What is a measure?
Asked Answered
H

1

10

I am reading this where I find this:

Measures -- In order to allow Haskell functions to appear in refinement types, we need to lift them to the refinement type level.

And there are other documents asserting that measures are needed to use such function in contract. But I tried this:

{-@ len :: List a -> Nat @-}
len :: List a -> Int
len Nil           = 0
len (x `Cons` xs) = 1 + len xs

{-@ mymap :: (a -> b) -> xs : List a -> { ys : List b | len xs == len ys } @-}
mymap :: (a -> b) -> List a -> List b
mymap _ Nil           = Nil
mymap f (x `Cons` xs) = f x `Cons` mymap f xs

and this works but len is not measure. So what is measure exactly and when I need it?
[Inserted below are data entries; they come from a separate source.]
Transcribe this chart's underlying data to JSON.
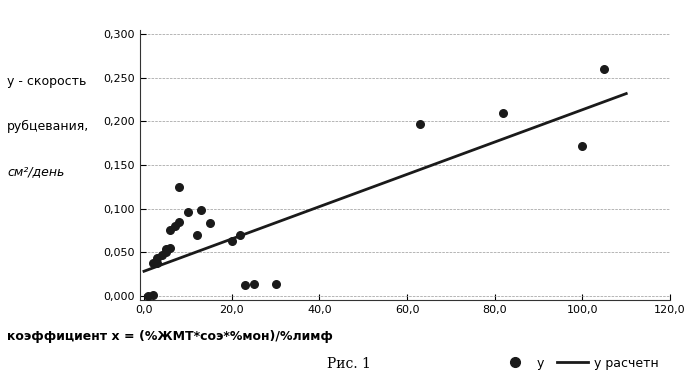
{
  "scatter_x": [
    1,
    2,
    2,
    3,
    3,
    4,
    5,
    5,
    6,
    6,
    7,
    8,
    8,
    10,
    12,
    13,
    15,
    20,
    22,
    23,
    25,
    30,
    63,
    82,
    100,
    105
  ],
  "scatter_y": [
    0.0,
    0.001,
    0.037,
    0.038,
    0.043,
    0.047,
    0.05,
    0.053,
    0.055,
    0.075,
    0.08,
    0.085,
    0.125,
    0.096,
    0.07,
    0.098,
    0.083,
    0.063,
    0.07,
    0.012,
    0.013,
    0.013,
    0.197,
    0.21,
    0.172,
    0.26
  ],
  "line_x": [
    0,
    110
  ],
  "line_y": [
    0.028,
    0.232
  ],
  "ylabel_line1": "у - скорость",
  "ylabel_line2": "рубцевания,",
  "ylabel_line3": "см²/день",
  "xlabel": "коэффициент х = (%ЖМТ*соэ*%мон)/%лимф",
  "caption": "Рис. 1",
  "legend_scatter": "у",
  "legend_line": "у расчетн",
  "yticks": [
    0.0,
    0.05,
    0.1,
    0.15,
    0.2,
    0.25,
    0.3
  ],
  "ytick_labels": [
    "0,000",
    "0,050",
    "0,100",
    "0,150",
    "0,200",
    "0,250",
    "0,300"
  ],
  "xticks": [
    0.0,
    20.0,
    40.0,
    60.0,
    80.0,
    100.0,
    120.0
  ],
  "xtick_labels": [
    "0,0",
    "20,0",
    "40,0",
    "60,0",
    "80,0",
    "100,0",
    "120,0"
  ],
  "ylim": [
    -0.005,
    0.305
  ],
  "xlim": [
    -1.0,
    120.0
  ],
  "scatter_color": "#1a1a1a",
  "line_color": "#1a1a1a",
  "bg_color": "#ffffff",
  "grid_color": "#999999",
  "tick_fontsize": 8,
  "label_fontsize": 9,
  "caption_fontsize": 10
}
Another example which does not work without measure:

{-@ measure ln @-}
ln :: [a] -> Int
ln [] = 0
ln (x:y) = 1 + ln y

{-@ conc :: xs : [a] -> ys : [a] -> {zs : [a] | ln zs == ln xs + ln ys} @-}
conc :: [a] -> [a] -> [a]
conc [] ys = ys
conc (x:xs) ys = x : (conc xs ys)

Usage of {-@ measure length @-} like I found in many documents leads to error Cannot extract measure from haskell function (ie. from length).
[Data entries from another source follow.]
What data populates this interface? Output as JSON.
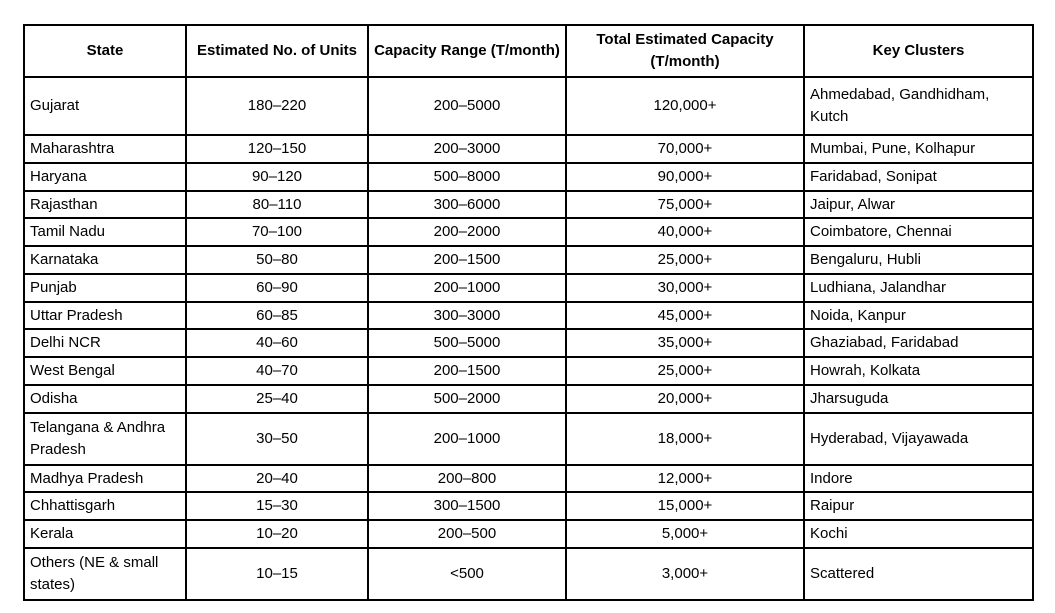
{
  "table": {
    "headers": [
      "State",
      "Estimated No. of Units",
      "Capacity Range (T/month)",
      "Total Estimated Capacity (T/month)",
      "Key Clusters"
    ],
    "rows": [
      {
        "state": "Gujarat",
        "units": "180–220",
        "range": "200–5000",
        "capacity": "120,000+",
        "clusters": "Ahmedabad, Gandhidham, Kutch"
      },
      {
        "state": "Maharashtra",
        "units": "120–150",
        "range": "200–3000",
        "capacity": "70,000+",
        "clusters": "Mumbai, Pune, Kolhapur"
      },
      {
        "state": "Haryana",
        "units": "90–120",
        "range": "500–8000",
        "capacity": "90,000+",
        "clusters": "Faridabad, Sonipat"
      },
      {
        "state": "Rajasthan",
        "units": "80–110",
        "range": "300–6000",
        "capacity": "75,000+",
        "clusters": "Jaipur, Alwar"
      },
      {
        "state": "Tamil Nadu",
        "units": "70–100",
        "range": "200–2000",
        "capacity": "40,000+",
        "clusters": "Coimbatore, Chennai"
      },
      {
        "state": "Karnataka",
        "units": "50–80",
        "range": "200–1500",
        "capacity": "25,000+",
        "clusters": "Bengaluru, Hubli"
      },
      {
        "state": "Punjab",
        "units": "60–90",
        "range": "200–1000",
        "capacity": "30,000+",
        "clusters": "Ludhiana, Jalandhar"
      },
      {
        "state": "Uttar Pradesh",
        "units": "60–85",
        "range": "300–3000",
        "capacity": "45,000+",
        "clusters": "Noida, Kanpur"
      },
      {
        "state": "Delhi NCR",
        "units": "40–60",
        "range": "500–5000",
        "capacity": "35,000+",
        "clusters": "Ghaziabad, Faridabad"
      },
      {
        "state": "West Bengal",
        "units": "40–70",
        "range": "200–1500",
        "capacity": "25,000+",
        "clusters": "Howrah, Kolkata"
      },
      {
        "state": "Odisha",
        "units": "25–40",
        "range": "500–2000",
        "capacity": "20,000+",
        "clusters": "Jharsuguda"
      },
      {
        "state": "Telangana & Andhra Pradesh",
        "units": "30–50",
        "range": "200–1000",
        "capacity": "18,000+",
        "clusters": "Hyderabad, Vijayawada"
      },
      {
        "state": "Madhya Pradesh",
        "units": "20–40",
        "range": "200–800",
        "capacity": "12,000+",
        "clusters": "Indore"
      },
      {
        "state": "Chhattisgarh",
        "units": "15–30",
        "range": "300–1500",
        "capacity": "15,000+",
        "clusters": "Raipur"
      },
      {
        "state": "Kerala",
        "units": "10–20",
        "range": "200–500",
        "capacity": "5,000+",
        "clusters": "Kochi"
      },
      {
        "state": "Others (NE & small states)",
        "units": "10–15",
        "range": "<500",
        "capacity": "3,000+",
        "clusters": "Scattered"
      }
    ]
  }
}
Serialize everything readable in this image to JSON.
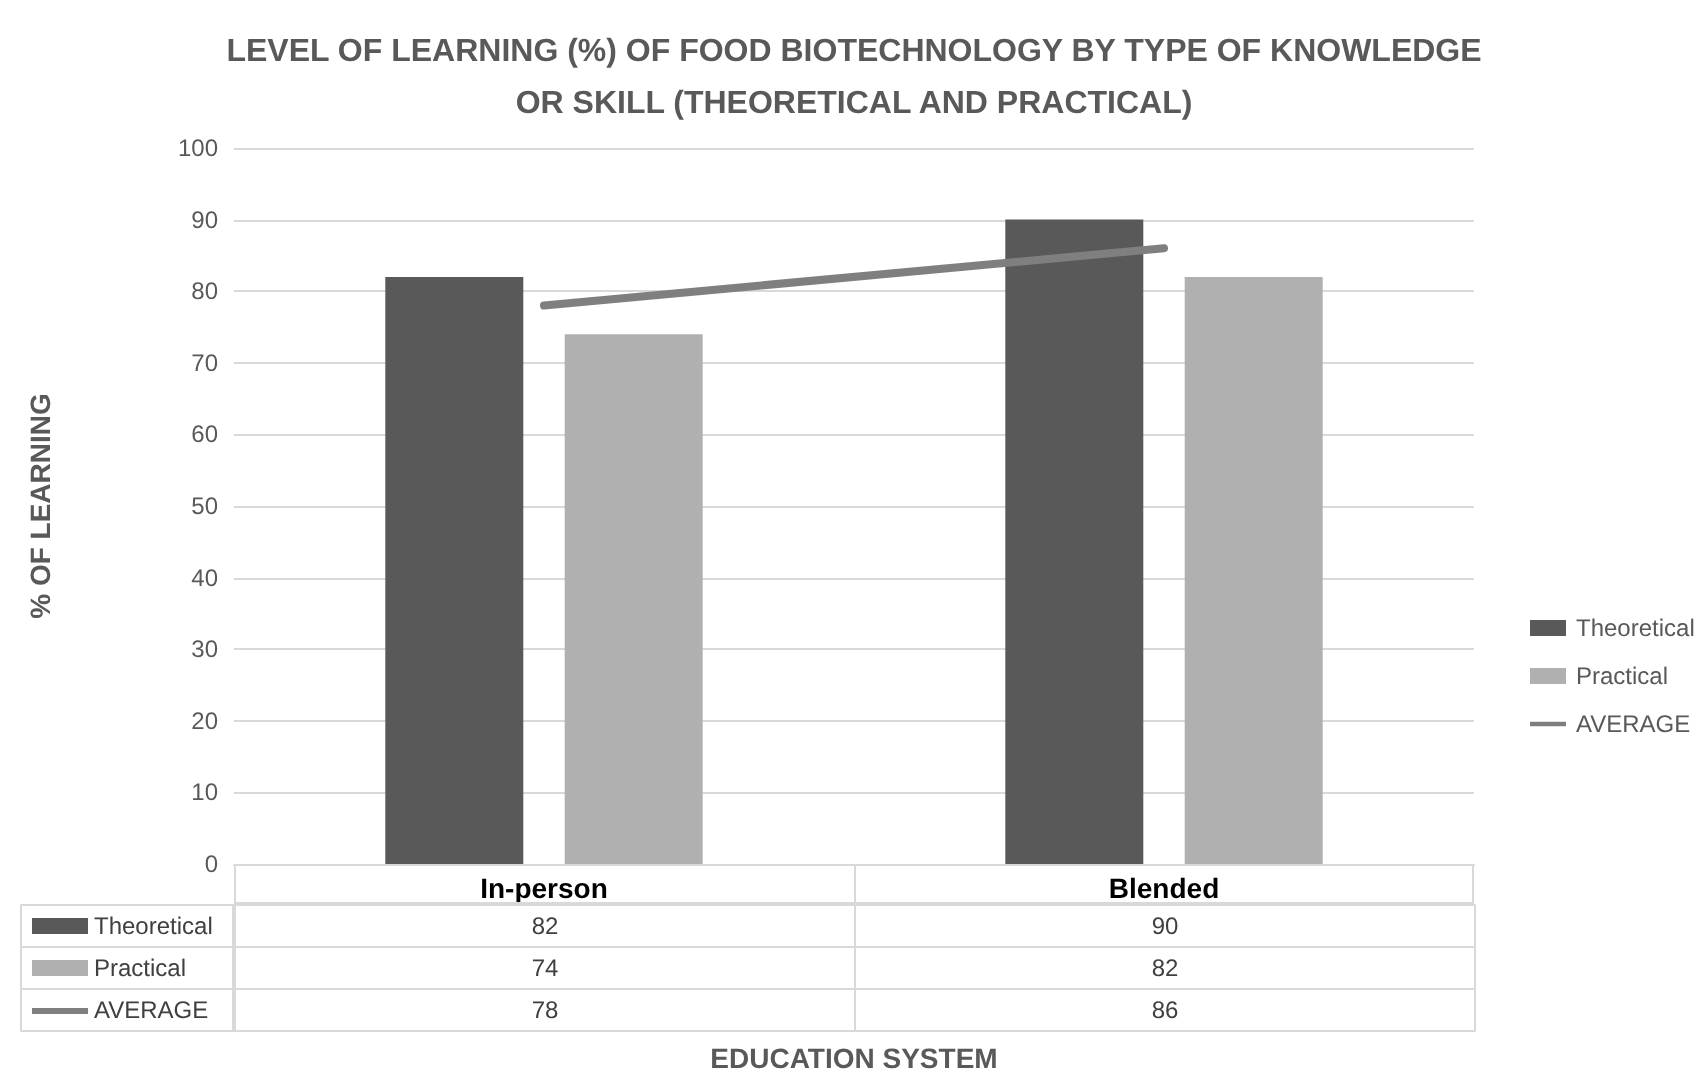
{
  "chart_data": {
    "type": "bar",
    "title": "LEVEL OF LEARNING (%) OF FOOD BIOTECHNOLOGY BY TYPE OF KNOWLEDGE\nOR SKILL (THEORETICAL AND PRACTICAL)",
    "annotations": [
      "EDUCATION SYSTEM"
    ],
    "ylabel": "% OF LEARNING",
    "categories": [
      "In-person",
      "Blended"
    ],
    "series": [
      {
        "name": "Theoretical",
        "color": "#595959",
        "values": [
          82,
          90
        ]
      },
      {
        "name": "Practical",
        "color": "#b0b0b0",
        "values": [
          74,
          82
        ]
      },
      {
        "name": "AVERAGE",
        "type": "line",
        "color": "#7f7f7f",
        "values": [
          78,
          86
        ]
      }
    ],
    "ylim": [
      0,
      100
    ],
    "yticks": [
      0,
      10,
      20,
      30,
      40,
      50,
      60,
      70,
      80,
      90,
      100
    ],
    "grid": "y",
    "legend": "right",
    "marker": "none",
    "data_labels": true
  }
}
Has answered 30/5, 2019 at 10:55 Comment(1)
Correct syntax to declare length as measure is {-@ measure length :: Foldable t => t a -> Int @-}. Seems LH does not see it's signature by default..Has
C
8

A measure is just a function that can be run by LiquidHaskell at verification time, to be used in refinements and termination checking. You likely already knew this.
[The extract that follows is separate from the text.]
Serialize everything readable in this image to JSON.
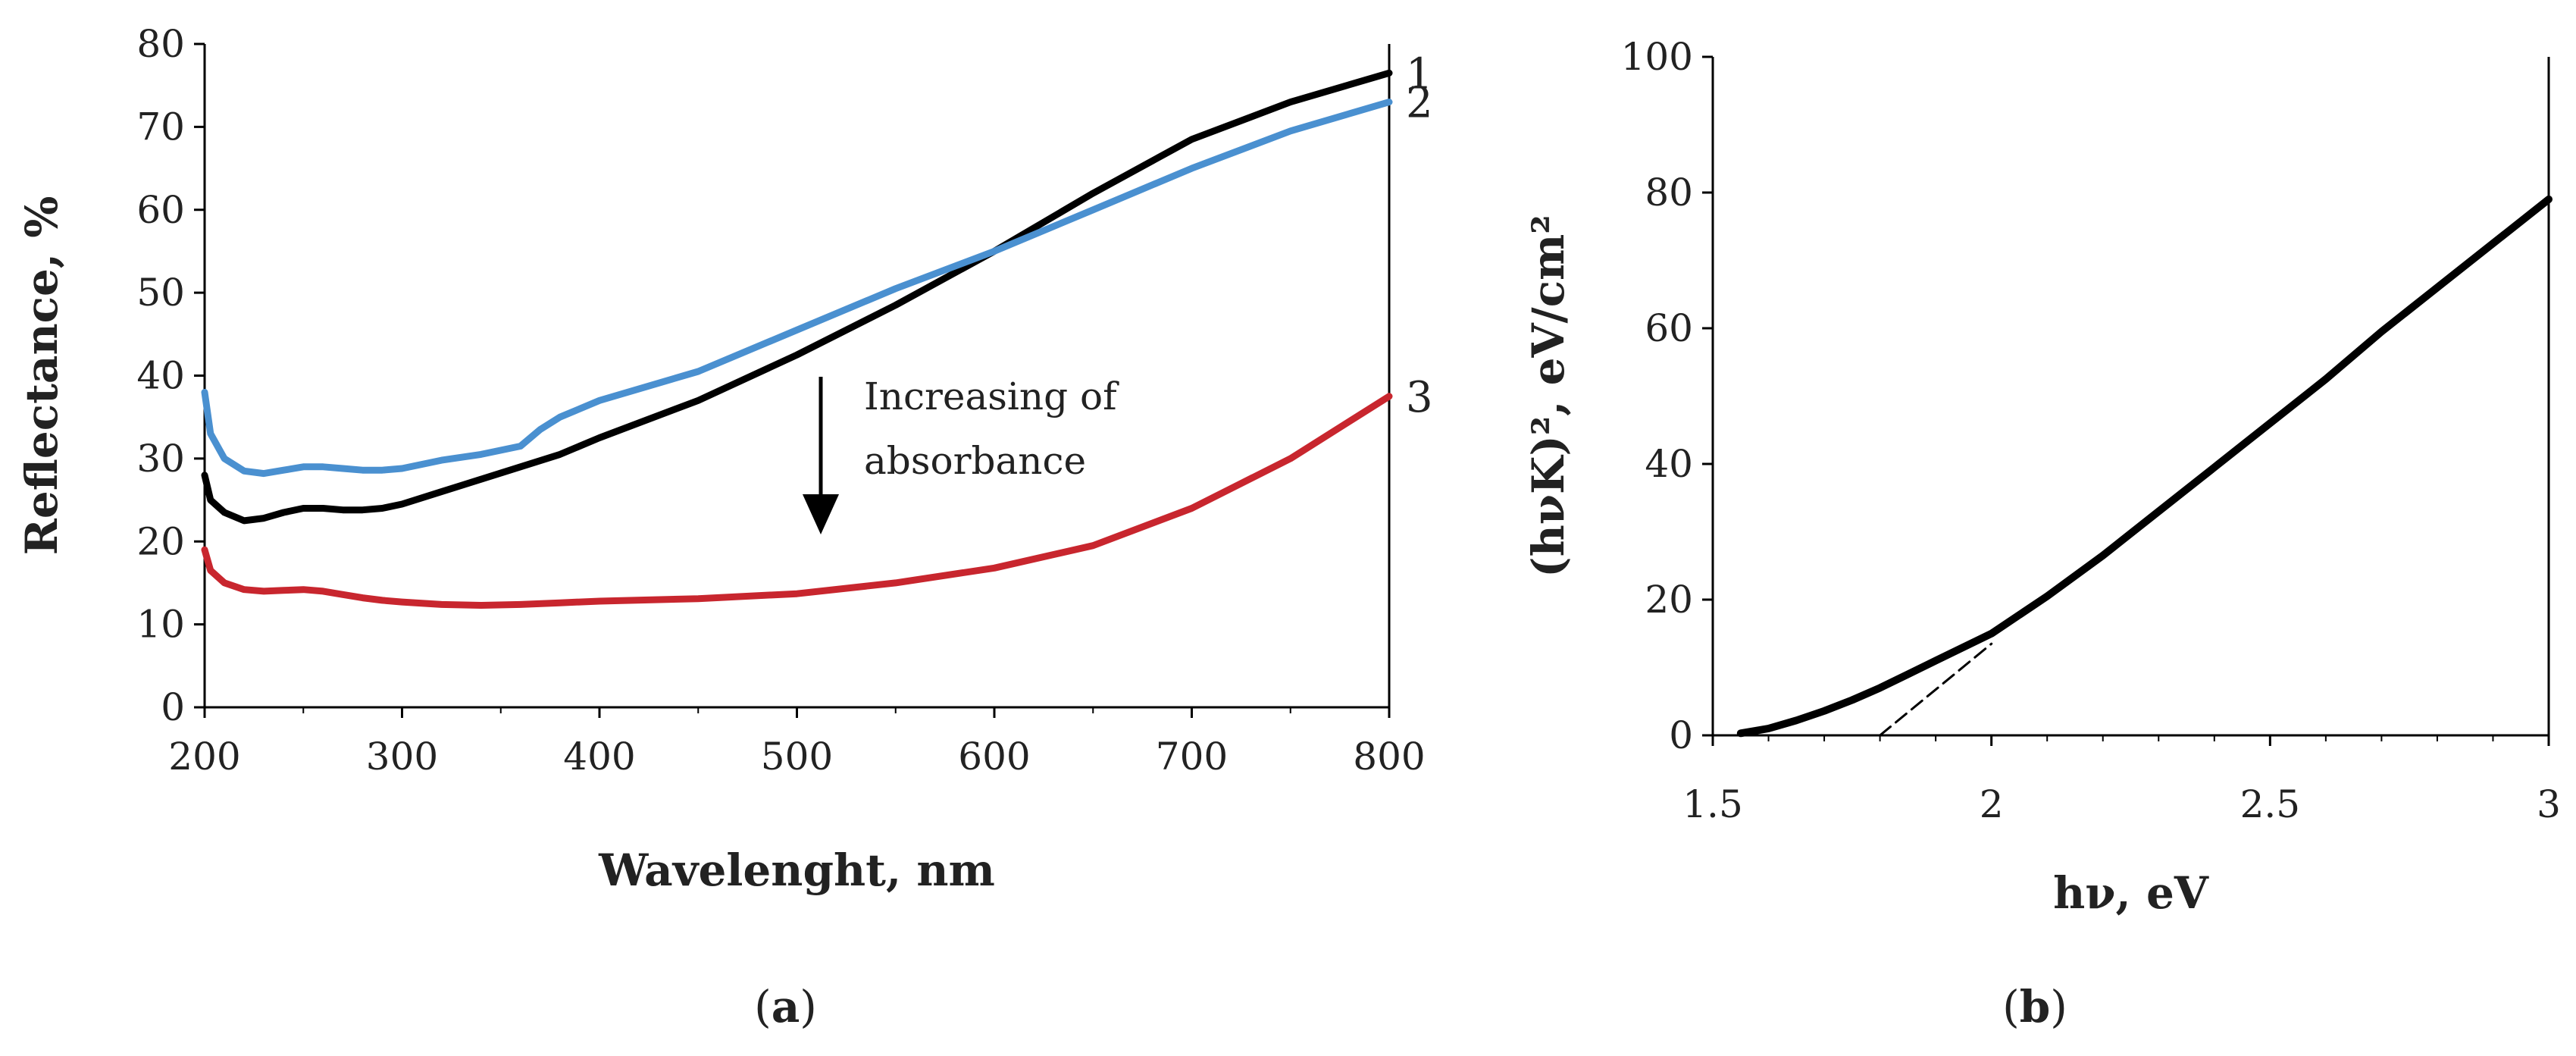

The reason your first example "works" (I think it's incomplete as-is, but I can tell what you were going for) is that len is already defined as a measure in the LiquidHaskell prelude (technically it's a "class measure", which means it's polymorphic, and thus can be used both with [] lists and your custom List). Assuming you've added annotations for Nil and Cons as in this answer from your earlier question, the len used in the refinement for mymap is not your len, but the prelude len, which is already a measure.

In your second example, measure is required because ln is a new symbol in the measure namespace, and doesn't exist unless you make it.